Let’s not misunderstand, the Peasant Mind was not slain by the advance of reason. It was simply caged, put in its proper place, ignored and marginalized, but it did not go to its corner without a fight, and it does not sit quietly in its cage. The Peasant Mind has always been restless, always gnawed at the bars of its cell, hissing and bearing its teeth at the bright lights of civilization and discovery. It has tirelessly tested the length of its chains and the strengths of its cage, century after century.
And, at last, friends, its cage, filled with the excrement of its hate, its ignorance, and its base anonymity at all things novel and new, sits empty. It is loose among us. Because of the vagueries of our political system, specifically the political doctrine of “democracy” that the Founding Fathers properly feared and suspected (not because it was new, but because it failed). Free of its bonds, the Peasant Mind has reformed its vast herd of angry, ignorant, and fact fearing sheep, and, through our electoral process, elected men and women who echo their mewling insanity.

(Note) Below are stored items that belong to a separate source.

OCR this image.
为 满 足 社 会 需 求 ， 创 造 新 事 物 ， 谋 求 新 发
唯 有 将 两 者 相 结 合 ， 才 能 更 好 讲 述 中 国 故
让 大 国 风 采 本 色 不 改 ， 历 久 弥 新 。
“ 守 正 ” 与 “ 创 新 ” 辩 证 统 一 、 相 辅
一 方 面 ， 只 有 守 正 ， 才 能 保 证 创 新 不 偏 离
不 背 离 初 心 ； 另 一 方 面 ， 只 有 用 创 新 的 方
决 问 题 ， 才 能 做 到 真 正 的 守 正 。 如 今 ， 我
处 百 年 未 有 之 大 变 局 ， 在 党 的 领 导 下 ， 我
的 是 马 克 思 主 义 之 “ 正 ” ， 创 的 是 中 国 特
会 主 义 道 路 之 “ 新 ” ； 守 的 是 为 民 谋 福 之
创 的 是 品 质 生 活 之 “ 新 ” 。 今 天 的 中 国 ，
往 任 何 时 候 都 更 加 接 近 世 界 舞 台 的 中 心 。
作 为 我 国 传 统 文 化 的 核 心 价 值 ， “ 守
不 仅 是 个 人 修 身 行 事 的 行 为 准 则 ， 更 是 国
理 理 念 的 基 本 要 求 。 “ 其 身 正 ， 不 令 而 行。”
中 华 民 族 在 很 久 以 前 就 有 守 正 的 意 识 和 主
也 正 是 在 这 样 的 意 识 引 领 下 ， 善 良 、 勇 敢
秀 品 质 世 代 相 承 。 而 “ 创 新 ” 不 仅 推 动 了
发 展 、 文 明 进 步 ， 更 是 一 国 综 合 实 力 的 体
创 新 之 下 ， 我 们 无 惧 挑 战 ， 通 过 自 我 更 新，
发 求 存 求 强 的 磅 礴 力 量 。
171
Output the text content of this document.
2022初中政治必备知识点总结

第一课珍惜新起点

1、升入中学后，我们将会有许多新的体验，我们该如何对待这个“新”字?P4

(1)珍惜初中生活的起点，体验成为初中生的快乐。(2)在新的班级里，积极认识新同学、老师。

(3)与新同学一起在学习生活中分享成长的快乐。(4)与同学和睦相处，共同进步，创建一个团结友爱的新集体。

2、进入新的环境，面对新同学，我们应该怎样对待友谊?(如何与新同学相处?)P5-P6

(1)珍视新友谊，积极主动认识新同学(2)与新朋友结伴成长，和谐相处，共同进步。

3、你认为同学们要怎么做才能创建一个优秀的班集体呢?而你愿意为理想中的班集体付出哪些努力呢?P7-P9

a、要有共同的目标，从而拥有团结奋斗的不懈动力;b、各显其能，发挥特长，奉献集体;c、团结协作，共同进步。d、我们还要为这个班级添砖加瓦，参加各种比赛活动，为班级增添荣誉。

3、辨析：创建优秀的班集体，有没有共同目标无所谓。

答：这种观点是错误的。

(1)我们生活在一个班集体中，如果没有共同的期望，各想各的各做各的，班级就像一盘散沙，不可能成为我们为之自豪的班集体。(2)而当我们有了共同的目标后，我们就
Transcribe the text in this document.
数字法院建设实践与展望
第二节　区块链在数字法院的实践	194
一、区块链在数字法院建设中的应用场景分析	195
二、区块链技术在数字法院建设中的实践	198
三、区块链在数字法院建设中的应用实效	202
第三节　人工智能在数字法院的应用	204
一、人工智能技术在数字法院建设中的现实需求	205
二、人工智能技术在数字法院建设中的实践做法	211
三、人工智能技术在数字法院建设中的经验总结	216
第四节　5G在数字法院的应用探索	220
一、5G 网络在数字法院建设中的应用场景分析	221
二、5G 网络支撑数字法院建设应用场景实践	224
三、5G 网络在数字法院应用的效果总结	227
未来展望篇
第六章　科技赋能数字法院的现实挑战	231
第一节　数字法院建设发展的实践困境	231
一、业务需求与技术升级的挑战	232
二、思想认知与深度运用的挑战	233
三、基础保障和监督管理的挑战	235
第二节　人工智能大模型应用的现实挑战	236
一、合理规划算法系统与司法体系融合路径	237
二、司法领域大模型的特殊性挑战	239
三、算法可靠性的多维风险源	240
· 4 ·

Again the Peasant Mind threatens the light of civilization with the darkness of ignorance and the death of curiosity. They have chosen their champion, an orange ram of blithering anti-rationalism. To save civilization, that ram must be revealed for the fraud it was, and, gelded before the entire nation. When he is led into a cage, bleating impotently until his end, only then can the Peasant Mind be chained and corralled with him.
Long live Liberty!
Liberty is For The Win!
So Obama and Clinton were the Romans and Greeks?!
Or the Enlightenment and Renaissance?!?!
Stop trying to be so partisan about everything. That’s the peasant mind.